Ölüm döşeğindeki kişiye İslâmî terminolojide muhtazar, ölen kişiye meyyit denir. Ölünün defne hazır hâle getirilmesi için yapılan hazırlıklara techiz, ölünün yıkanmasına gasil, ölüyü yıkayana gassal, kefenlenmesine tekfin, musallaya ve namazdan sonra kabristana taşınmasına teşyi, kabre konulmasına defin denir.[1]

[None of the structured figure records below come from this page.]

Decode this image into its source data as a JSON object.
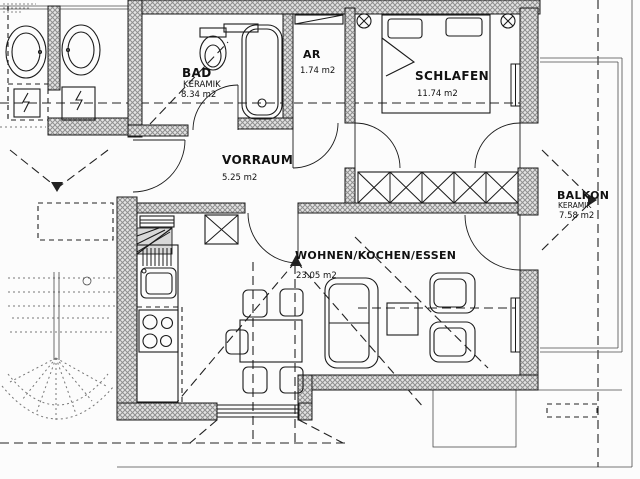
{
  "rooms": {
    "bad": {
      "name": "BAD",
      "finish": "KERAMIK",
      "area": "8.34 m2"
    },
    "ar": {
      "name": "AR",
      "area": "1.74 m2"
    },
    "schlafen": {
      "name": "SCHLAFEN",
      "area": "11.74 m2"
    },
    "vorraum": {
      "name": "VORRAUM",
      "area": "5.25 m2"
    },
    "wohnen": {
      "name": "WOHNEN/KOCHEN/ESSEN",
      "area": "23.05 m2"
    },
    "balkon": {
      "name": "BALKON",
      "finish": "KERAMIK",
      "area": "7.58 m2"
    }
  },
  "colors": {
    "paper": "#fcfcfc",
    "ink": "#1a1a1a",
    "wall_hatch": "#8f8f8f",
    "wall_base": "#e4e4e4",
    "faint_lines": "#777777"
  }
}
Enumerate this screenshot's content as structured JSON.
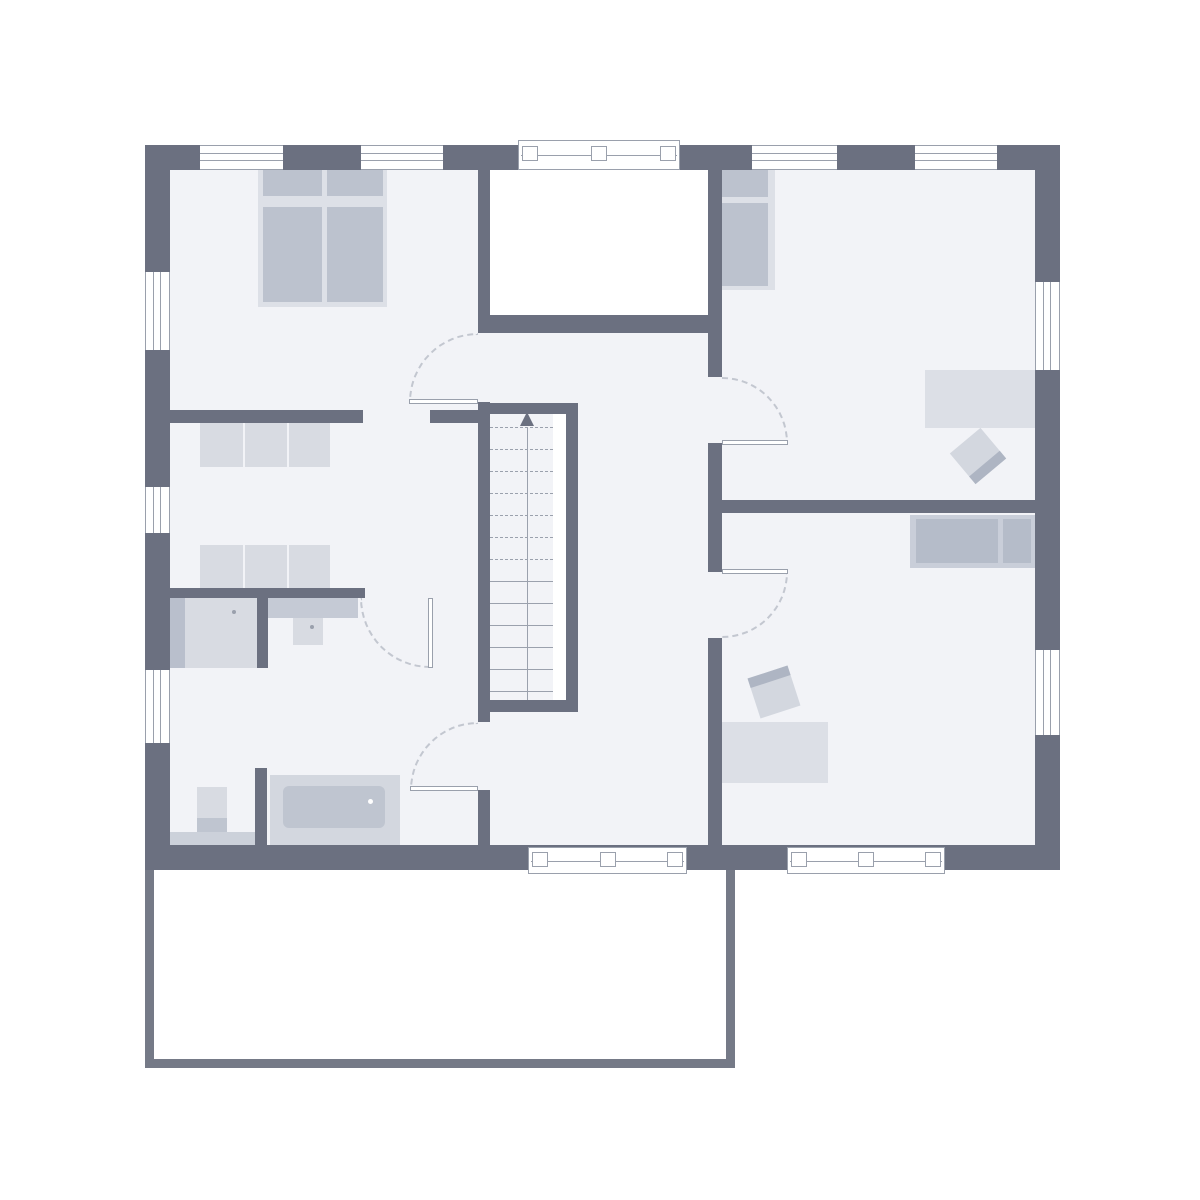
{
  "title": "residential-upper-floor-plan",
  "canvas": {
    "width": 1200,
    "height": 1200
  },
  "colors": {
    "wall": "#6b7080",
    "floor": "#f2f3f7",
    "frame": "#9aa0ac",
    "arc": "#c3c7d0",
    "tread": "#9ba1ad",
    "balcony": "#757a87",
    "furniture_light": "#dde0e7",
    "furniture_mid": "#bcc2ce",
    "white": "#ffffff"
  },
  "rooms": [
    {
      "name": "room-bedroom",
      "x": 170,
      "y": 170,
      "w": 308,
      "h": 240
    },
    {
      "name": "room-dressing",
      "x": 170,
      "y": 423,
      "w": 308,
      "h": 165
    },
    {
      "name": "room-bathroom",
      "x": 170,
      "y": 598,
      "w": 308,
      "h": 247
    },
    {
      "name": "room-hallway",
      "x": 490,
      "y": 333,
      "w": 218,
      "h": 512
    },
    {
      "name": "room-staircase",
      "x": 490,
      "y": 403,
      "w": 88,
      "h": 309
    },
    {
      "name": "room-void",
      "x": 490,
      "y": 170,
      "w": 218,
      "h": 145
    },
    {
      "name": "room-child-1",
      "x": 722,
      "y": 170,
      "w": 313,
      "h": 330
    },
    {
      "name": "room-child-2",
      "x": 722,
      "y": 513,
      "w": 313,
      "h": 332
    },
    {
      "name": "room-balcony",
      "x": 154,
      "y": 870,
      "w": 572,
      "h": 189
    }
  ],
  "elements": [
    {
      "name": "floor-area",
      "type": "fill",
      "x": 170,
      "y": 170,
      "w": 865,
      "h": 675
    },
    {
      "name": "void-open-space",
      "type": "voidarea",
      "x": 490,
      "y": 170,
      "w": 218,
      "h": 145
    },
    {
      "name": "stair-side-gap",
      "type": "voidarea",
      "x": 553,
      "y": 414,
      "w": 13,
      "h": 286
    },
    {
      "name": "double-bed-frame",
      "type": "furn",
      "x": 258,
      "y": 165,
      "w": 129,
      "h": 142,
      "color": "#dde0e7"
    },
    {
      "name": "double-bed-pillow-left",
      "type": "furn",
      "x": 263,
      "y": 169,
      "w": 59,
      "h": 27,
      "color": "#bcc2ce"
    },
    {
      "name": "double-bed-pillow-right",
      "type": "furn",
      "x": 327,
      "y": 169,
      "w": 56,
      "h": 27,
      "color": "#bcc2ce"
    },
    {
      "name": "double-bed-mattress-left",
      "type": "furn",
      "x": 263,
      "y": 207,
      "w": 59,
      "h": 95,
      "color": "#bcc2ce"
    },
    {
      "name": "double-bed-mattress-right",
      "type": "furn",
      "x": 327,
      "y": 207,
      "w": 56,
      "h": 95,
      "color": "#bcc2ce"
    },
    {
      "name": "wardrobe-row-1",
      "type": "furn",
      "x": 200,
      "y": 423,
      "w": 130,
      "h": 44,
      "color": "#d8dbe2"
    },
    {
      "name": "wardrobe-divider",
      "type": "furn",
      "x": 243,
      "y": 423,
      "w": 2,
      "h": 44,
      "color": "#f2f3f7"
    },
    {
      "name": "wardrobe-divider",
      "type": "furn",
      "x": 287,
      "y": 423,
      "w": 2,
      "h": 44,
      "color": "#f2f3f7"
    },
    {
      "name": "wardrobe-row-2",
      "type": "furn",
      "x": 200,
      "y": 545,
      "w": 130,
      "h": 43,
      "color": "#d8dbe2"
    },
    {
      "name": "wardrobe-divider",
      "type": "furn",
      "x": 243,
      "y": 545,
      "w": 2,
      "h": 43,
      "color": "#f2f3f7"
    },
    {
      "name": "wardrobe-divider",
      "type": "furn",
      "x": 287,
      "y": 545,
      "w": 2,
      "h": 43,
      "color": "#f2f3f7"
    },
    {
      "name": "shower",
      "type": "furn",
      "x": 163,
      "y": 598,
      "w": 94,
      "h": 70,
      "color": "#d8dbe2"
    },
    {
      "name": "shower-side-strip",
      "type": "furn",
      "x": 163,
      "y": 598,
      "w": 22,
      "h": 70,
      "color": "#b9bfcc"
    },
    {
      "name": "shower-drain-dot",
      "type": "furn dot",
      "x": 232,
      "y": 610,
      "w": 4,
      "h": 4,
      "color": "#9aa0ac"
    },
    {
      "name": "vanity-counter",
      "type": "furn",
      "x": 268,
      "y": 598,
      "w": 90,
      "h": 20,
      "color": "#c5cad5"
    },
    {
      "name": "washbasin",
      "type": "furn",
      "x": 293,
      "y": 618,
      "w": 30,
      "h": 27,
      "color": "#d8dbe2"
    },
    {
      "name": "washbasin-dot",
      "type": "furn dot",
      "x": 310,
      "y": 625,
      "w": 4,
      "h": 4,
      "color": "#9aa0ac"
    },
    {
      "name": "toilet-tank",
      "type": "furn",
      "x": 197,
      "y": 787,
      "w": 30,
      "h": 33,
      "color": "#d8dbe2"
    },
    {
      "name": "toilet-bowl",
      "type": "furn",
      "x": 197,
      "y": 818,
      "w": 30,
      "h": 15,
      "color": "#bfc5d0"
    },
    {
      "name": "bath-lower-counter",
      "type": "furn",
      "x": 170,
      "y": 832,
      "w": 85,
      "h": 13,
      "color": "#ccd1da"
    },
    {
      "name": "bathtub",
      "type": "furn",
      "x": 270,
      "y": 775,
      "w": 130,
      "h": 70,
      "color": "#d3d7df"
    },
    {
      "name": "bathtub-inner",
      "type": "furn rounded",
      "x": 283,
      "y": 786,
      "w": 102,
      "h": 42,
      "color": "#bfc5d0"
    },
    {
      "name": "bathtub-drain-dot",
      "type": "furn dot",
      "x": 368,
      "y": 799,
      "w": 5,
      "h": 5,
      "color": "#ffffff"
    },
    {
      "name": "child1-bed-frame",
      "type": "furn",
      "x": 718,
      "y": 165,
      "w": 57,
      "h": 125,
      "color": "#dde0e7"
    },
    {
      "name": "child1-bed-pillow",
      "type": "furn",
      "x": 722,
      "y": 169,
      "w": 46,
      "h": 28,
      "color": "#bcc2ce"
    },
    {
      "name": "child1-bed-mattress",
      "type": "furn",
      "x": 722,
      "y": 203,
      "w": 46,
      "h": 83,
      "color": "#bcc2ce"
    },
    {
      "name": "child1-desk",
      "type": "furn",
      "x": 925,
      "y": 370,
      "w": 110,
      "h": 58,
      "color": "#dcdfe6"
    },
    {
      "name": "child1-chair",
      "type": "chair strip-bottom",
      "x": 958,
      "y": 436,
      "w": 40,
      "h": 40,
      "rot": -40
    },
    {
      "name": "child2-bed-frame",
      "type": "furn",
      "x": 910,
      "y": 515,
      "w": 125,
      "h": 53,
      "color": "#c9ced9"
    },
    {
      "name": "child2-bed-mattress",
      "type": "furn",
      "x": 916,
      "y": 519,
      "w": 82,
      "h": 44,
      "color": "#b5bcc9"
    },
    {
      "name": "child2-bed-pillow",
      "type": "furn",
      "x": 1003,
      "y": 519,
      "w": 28,
      "h": 44,
      "color": "#b5bcc9"
    },
    {
      "name": "child2-desk",
      "type": "furn",
      "x": 720,
      "y": 722,
      "w": 108,
      "h": 61,
      "color": "#dcdfe6"
    },
    {
      "name": "child2-chair",
      "type": "chair strip-top",
      "x": 753,
      "y": 671,
      "w": 42,
      "h": 42,
      "rot": -18
    },
    {
      "name": "stair-top-wall",
      "type": "wall",
      "x": 490,
      "y": 403,
      "w": 88,
      "h": 11
    },
    {
      "name": "stair-rail-wall",
      "type": "wall",
      "x": 566,
      "y": 403,
      "w": 12,
      "h": 309
    },
    {
      "name": "stair-bottom-wall",
      "type": "wall",
      "x": 490,
      "y": 700,
      "w": 88,
      "h": 12
    },
    {
      "name": "stair-tread",
      "type": "tread-d",
      "x": 490,
      "y": 427,
      "w": 63,
      "h": 1
    },
    {
      "name": "stair-tread",
      "type": "tread-d",
      "x": 490,
      "y": 449,
      "w": 63,
      "h": 1
    },
    {
      "name": "stair-tread",
      "type": "tread-d",
      "x": 490,
      "y": 471,
      "w": 63,
      "h": 1
    },
    {
      "name": "stair-tread",
      "type": "tread-d",
      "x": 490,
      "y": 493,
      "w": 63,
      "h": 1
    },
    {
      "name": "stair-tread",
      "type": "tread-d",
      "x": 490,
      "y": 515,
      "w": 63,
      "h": 1
    },
    {
      "name": "stair-tread",
      "type": "tread-d",
      "x": 490,
      "y": 537,
      "w": 63,
      "h": 1
    },
    {
      "name": "stair-tread",
      "type": "tread-d",
      "x": 490,
      "y": 559,
      "w": 63,
      "h": 1
    },
    {
      "name": "stair-tread",
      "type": "tread-s",
      "x": 490,
      "y": 581,
      "w": 63,
      "h": 1
    },
    {
      "name": "stair-tread",
      "type": "tread-s",
      "x": 490,
      "y": 603,
      "w": 63,
      "h": 1
    },
    {
      "name": "stair-tread",
      "type": "tread-s",
      "x": 490,
      "y": 625,
      "w": 63,
      "h": 1
    },
    {
      "name": "stair-tread",
      "type": "tread-s",
      "x": 490,
      "y": 647,
      "w": 63,
      "h": 1
    },
    {
      "name": "stair-tread",
      "type": "tread-s",
      "x": 490,
      "y": 669,
      "w": 63,
      "h": 1
    },
    {
      "name": "stair-tread",
      "type": "tread-s",
      "x": 490,
      "y": 691,
      "w": 63,
      "h": 1
    },
    {
      "name": "stair-walk-line",
      "type": "walkline",
      "x": 527,
      "y": 427,
      "w": 1,
      "h": 273
    },
    {
      "name": "stair-direction-arrow",
      "type": "arrow-up",
      "x": 520,
      "y": 412,
      "w": 0,
      "h": 0
    },
    {
      "name": "wall-void-left-upper",
      "type": "wall",
      "x": 478,
      "y": 170,
      "w": 12,
      "h": 145
    },
    {
      "name": "wall-void-bottom",
      "type": "wall",
      "x": 478,
      "y": 315,
      "w": 230,
      "h": 18
    },
    {
      "name": "wall-stair-left",
      "type": "wall",
      "x": 478,
      "y": 402,
      "w": 12,
      "h": 320
    },
    {
      "name": "wall-below-bath-door",
      "type": "wall",
      "x": 478,
      "y": 790,
      "w": 12,
      "h": 55
    },
    {
      "name": "wall-children-west-a",
      "type": "wall",
      "x": 708,
      "y": 170,
      "w": 14,
      "h": 207
    },
    {
      "name": "wall-children-west-b",
      "type": "wall",
      "x": 708,
      "y": 443,
      "w": 14,
      "h": 129
    },
    {
      "name": "wall-children-west-c",
      "type": "wall",
      "x": 708,
      "y": 638,
      "w": 14,
      "h": 207
    },
    {
      "name": "wall-children-divider",
      "type": "wall",
      "x": 722,
      "y": 500,
      "w": 313,
      "h": 13
    },
    {
      "name": "wall-dressing-top-left",
      "type": "wall",
      "x": 170,
      "y": 410,
      "w": 193,
      "h": 13
    },
    {
      "name": "wall-dressing-top-right",
      "type": "wall",
      "x": 430,
      "y": 410,
      "w": 48,
      "h": 13
    },
    {
      "name": "wall-bath-top",
      "type": "wall",
      "x": 170,
      "y": 588,
      "w": 195,
      "h": 10
    },
    {
      "name": "wall-shower-partition",
      "type": "wall",
      "x": 257,
      "y": 588,
      "w": 11,
      "h": 80
    },
    {
      "name": "wall-tub-partition",
      "type": "wall",
      "x": 255,
      "y": 768,
      "w": 12,
      "h": 77
    },
    {
      "name": "outer-wall-top",
      "type": "wall",
      "x": 145,
      "y": 145,
      "w": 915,
      "h": 25
    },
    {
      "name": "outer-wall-bottom",
      "type": "wall",
      "x": 145,
      "y": 845,
      "w": 915,
      "h": 25
    },
    {
      "name": "outer-wall-left",
      "type": "wall",
      "x": 145,
      "y": 145,
      "w": 25,
      "h": 725
    },
    {
      "name": "outer-wall-right",
      "type": "wall",
      "x": 1035,
      "y": 145,
      "w": 25,
      "h": 725
    },
    {
      "name": "window-top-bedroom-1",
      "type": "window-h",
      "x": 200,
      "y": 145,
      "w": 83,
      "h": 25
    },
    {
      "name": "window-top-bedroom-2",
      "type": "window-h",
      "x": 361,
      "y": 145,
      "w": 82,
      "h": 25
    },
    {
      "name": "window-top-void",
      "type": "window-sq",
      "x": 518,
      "y": 140,
      "w": 162,
      "h": 30
    },
    {
      "name": "window-top-child1-1",
      "type": "window-h",
      "x": 752,
      "y": 145,
      "w": 85,
      "h": 25
    },
    {
      "name": "window-top-child1-2",
      "type": "window-h",
      "x": 915,
      "y": 145,
      "w": 82,
      "h": 25
    },
    {
      "name": "window-left-bedroom",
      "type": "window-v",
      "x": 145,
      "y": 272,
      "w": 25,
      "h": 78
    },
    {
      "name": "window-left-dressing",
      "type": "window-v",
      "x": 145,
      "y": 487,
      "w": 25,
      "h": 46
    },
    {
      "name": "window-left-bathroom",
      "type": "window-v",
      "x": 145,
      "y": 670,
      "w": 25,
      "h": 73
    },
    {
      "name": "window-right-child1",
      "type": "window-v",
      "x": 1035,
      "y": 282,
      "w": 25,
      "h": 88
    },
    {
      "name": "window-right-child2",
      "type": "window-v",
      "x": 1035,
      "y": 650,
      "w": 25,
      "h": 85
    },
    {
      "name": "balcony-door-hall",
      "type": "window-sq",
      "x": 528,
      "y": 847,
      "w": 159,
      "h": 27
    },
    {
      "name": "balcony-door-child2",
      "type": "window-sq",
      "x": 787,
      "y": 847,
      "w": 158,
      "h": 27
    },
    {
      "name": "door-arc-child1",
      "type": "arc arc-tr",
      "x": 722,
      "y": 377,
      "w": 66,
      "h": 66
    },
    {
      "name": "door-leaf-child1",
      "type": "leaf",
      "x": 722,
      "y": 440,
      "w": 66,
      "h": 5
    },
    {
      "name": "door-arc-child2",
      "type": "arc arc-br",
      "x": 722,
      "y": 572,
      "w": 66,
      "h": 66
    },
    {
      "name": "door-leaf-child2",
      "type": "leaf",
      "x": 722,
      "y": 569,
      "w": 66,
      "h": 5
    },
    {
      "name": "door-arc-bedroom",
      "type": "arc arc-tl",
      "x": 409,
      "y": 333,
      "w": 69,
      "h": 69
    },
    {
      "name": "door-leaf-bedroom",
      "type": "leaf",
      "x": 409,
      "y": 399,
      "w": 69,
      "h": 5
    },
    {
      "name": "door-arc-dressing-bath",
      "type": "arc arc-bl",
      "x": 360,
      "y": 598,
      "w": 70,
      "h": 70
    },
    {
      "name": "door-leaf-dressing-bath",
      "type": "leaf",
      "x": 428,
      "y": 598,
      "w": 5,
      "h": 70
    },
    {
      "name": "door-arc-hall-bath",
      "type": "arc arc-tl",
      "x": 410,
      "y": 722,
      "w": 68,
      "h": 68
    },
    {
      "name": "door-leaf-hall-bath",
      "type": "leaf",
      "x": 410,
      "y": 786,
      "w": 68,
      "h": 5
    },
    {
      "name": "balcony-edge-left",
      "type": "balcony-edge",
      "x": 145,
      "y": 870,
      "w": 9,
      "h": 198
    },
    {
      "name": "balcony-edge-bottom",
      "type": "balcony-edge",
      "x": 145,
      "y": 1059,
      "w": 590,
      "h": 9
    },
    {
      "name": "balcony-edge-right",
      "type": "balcony-edge",
      "x": 726,
      "y": 870,
      "w": 9,
      "h": 198
    }
  ]
}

Cenaze ile ilgili hükümler
değiştirMeyyitin, hayattayken yaptığı bir vasiyetle, cenázesini kimin yıkamasını, kimin kıldırmasını, kimin defnetmesini veya nereye defnedilmesini istemesi bağlayıcı değildir. Ancak ölünün yakınları bu vasiyeti yerine getirebilirler.[2] Birden fazla cenaze hazır olduğunda ayrı ayrı kılmak daha uygundur, ancak tek bir cenáze namazı da yeterlidir.[3][4]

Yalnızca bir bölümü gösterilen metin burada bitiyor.